Die Startbedingungen müssen stimmen, das Haus muss den Kaufpreis wert sein und wenn es passiert - na dann verkauft ihr, wechselt wieder auf Miete und habt nicht soviel verloren.... und vielleicht eine schöne Zeit mit Kind im Einfamilienhaus gehabt....
Gd
Benutzer20325617.11.25 12:03
nordanney schrieb:

Warum denkst Du so?
Nachdem unsere beiden ältesten Kinder flügge geworden sind, haben wir in den letzten beiden Jahren selbst viel nach Eigentum geschaut und uns Ende 2024 für eine Neubauwohnung vom BT entschieden, da uns alles andere kostenmäßig zu unsicher war - mit 250k Eigenkapital und weiteren 100k als liquide Reserve. Rechnerisch haben wir in 11 Jahren das Darlehen getilgt, die Tilgung entspricht der bisherigen monatlichen Sparleistung, Zins und Hausgeld in etwa der vorherigen Warmmiete.

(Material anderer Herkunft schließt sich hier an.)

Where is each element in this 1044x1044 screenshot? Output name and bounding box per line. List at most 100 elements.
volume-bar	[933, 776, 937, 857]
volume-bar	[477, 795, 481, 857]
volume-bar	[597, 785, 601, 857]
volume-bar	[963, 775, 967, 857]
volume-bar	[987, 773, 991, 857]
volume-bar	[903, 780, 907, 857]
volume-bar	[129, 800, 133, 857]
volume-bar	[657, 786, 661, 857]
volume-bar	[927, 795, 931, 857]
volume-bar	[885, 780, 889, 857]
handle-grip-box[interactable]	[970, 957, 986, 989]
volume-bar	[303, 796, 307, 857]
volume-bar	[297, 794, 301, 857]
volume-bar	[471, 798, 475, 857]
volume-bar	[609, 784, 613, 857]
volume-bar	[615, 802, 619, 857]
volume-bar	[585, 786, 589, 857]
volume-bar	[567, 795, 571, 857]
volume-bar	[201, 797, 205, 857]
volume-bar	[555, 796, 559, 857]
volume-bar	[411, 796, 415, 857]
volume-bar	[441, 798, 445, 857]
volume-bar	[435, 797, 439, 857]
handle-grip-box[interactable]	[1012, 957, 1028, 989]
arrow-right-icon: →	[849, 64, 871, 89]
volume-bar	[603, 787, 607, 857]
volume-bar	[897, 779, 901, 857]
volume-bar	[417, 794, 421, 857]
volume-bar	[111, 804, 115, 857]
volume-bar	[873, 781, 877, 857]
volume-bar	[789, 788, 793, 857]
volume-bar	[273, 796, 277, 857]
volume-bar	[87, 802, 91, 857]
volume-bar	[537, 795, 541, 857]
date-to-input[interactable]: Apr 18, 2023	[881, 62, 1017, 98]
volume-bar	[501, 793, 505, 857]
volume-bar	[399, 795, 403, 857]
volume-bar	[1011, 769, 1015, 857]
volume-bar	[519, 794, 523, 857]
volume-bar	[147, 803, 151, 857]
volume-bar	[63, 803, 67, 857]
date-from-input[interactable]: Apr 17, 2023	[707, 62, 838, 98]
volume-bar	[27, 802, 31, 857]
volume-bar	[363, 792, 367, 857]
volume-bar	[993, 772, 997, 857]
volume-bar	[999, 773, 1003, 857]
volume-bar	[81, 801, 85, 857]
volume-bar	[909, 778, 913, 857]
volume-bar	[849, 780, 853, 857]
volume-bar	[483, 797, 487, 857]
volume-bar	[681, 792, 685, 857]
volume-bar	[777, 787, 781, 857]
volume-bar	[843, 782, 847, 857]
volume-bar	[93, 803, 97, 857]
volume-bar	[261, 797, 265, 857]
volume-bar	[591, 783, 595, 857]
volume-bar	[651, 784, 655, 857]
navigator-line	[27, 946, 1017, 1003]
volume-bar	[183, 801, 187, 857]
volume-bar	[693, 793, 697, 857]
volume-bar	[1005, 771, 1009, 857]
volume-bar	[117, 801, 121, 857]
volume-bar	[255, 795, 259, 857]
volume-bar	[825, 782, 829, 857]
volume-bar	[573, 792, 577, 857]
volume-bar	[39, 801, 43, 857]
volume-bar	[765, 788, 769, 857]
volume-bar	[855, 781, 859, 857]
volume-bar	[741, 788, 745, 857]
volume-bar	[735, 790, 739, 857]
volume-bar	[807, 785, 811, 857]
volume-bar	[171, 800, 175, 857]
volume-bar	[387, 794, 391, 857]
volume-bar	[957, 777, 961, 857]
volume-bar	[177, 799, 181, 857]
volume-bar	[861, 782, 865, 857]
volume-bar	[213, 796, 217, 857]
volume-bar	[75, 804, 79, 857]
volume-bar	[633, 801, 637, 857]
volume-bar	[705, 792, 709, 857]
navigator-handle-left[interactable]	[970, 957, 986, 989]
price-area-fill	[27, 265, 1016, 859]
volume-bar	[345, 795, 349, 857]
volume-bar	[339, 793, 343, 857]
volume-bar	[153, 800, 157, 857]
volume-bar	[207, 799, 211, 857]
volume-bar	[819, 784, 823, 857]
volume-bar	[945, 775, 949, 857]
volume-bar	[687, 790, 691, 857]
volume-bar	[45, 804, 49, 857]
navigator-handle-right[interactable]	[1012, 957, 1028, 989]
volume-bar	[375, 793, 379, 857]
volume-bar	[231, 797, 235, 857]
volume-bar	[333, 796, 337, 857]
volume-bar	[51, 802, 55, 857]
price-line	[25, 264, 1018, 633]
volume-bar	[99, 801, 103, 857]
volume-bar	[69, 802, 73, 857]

Das Haus wird nach Abzahlung noch immer recht neu sein, die Wohnung wohl nicht weniger Wert als bei Kauf, unser Kapital halt nicht mehr nur auf Konten, sondern auch im Eigentum gebunden, aber vorhanden und bis zur Rente haben wir dann noch 5-10 Jahre Zeit, die Rentenlücke zu schließen. Und bis dahin können wir unser gewohntes Leben ohne besondere Einschränkungen weiterführen und unserem Jüngsten (12) das Gleiche bieten, wie seinen Geschwistern.

Mag sein, das dies für viele zu konservativ ist, für uns ist es aber genau richtig so gewesen, erst jetzt Eigentum zu erwerben. Dem TE kann ich daher nur empfehlen, erstmal die Altschulden zu tilgen und nebenbei etwas Eigenkapital aufzubauen, anstatt - von einem Kinderhasser getrieben - subjektives Empfinden über rational vielleicht bessere Alternativen zu stellen und sich dabei finanziell zu übernehmen. Ich finde hier die Zinsbelastung im Verhältnis zum Kapitalaufbau einfach viel zu hoch und das gebrauchte Haus ein unkalkulierbares Kostenrisiko, welches ich ohne Reserven nicht eingehen würde. Ist natürlich nur eine Meinung, aber danach wurde ja gefragt.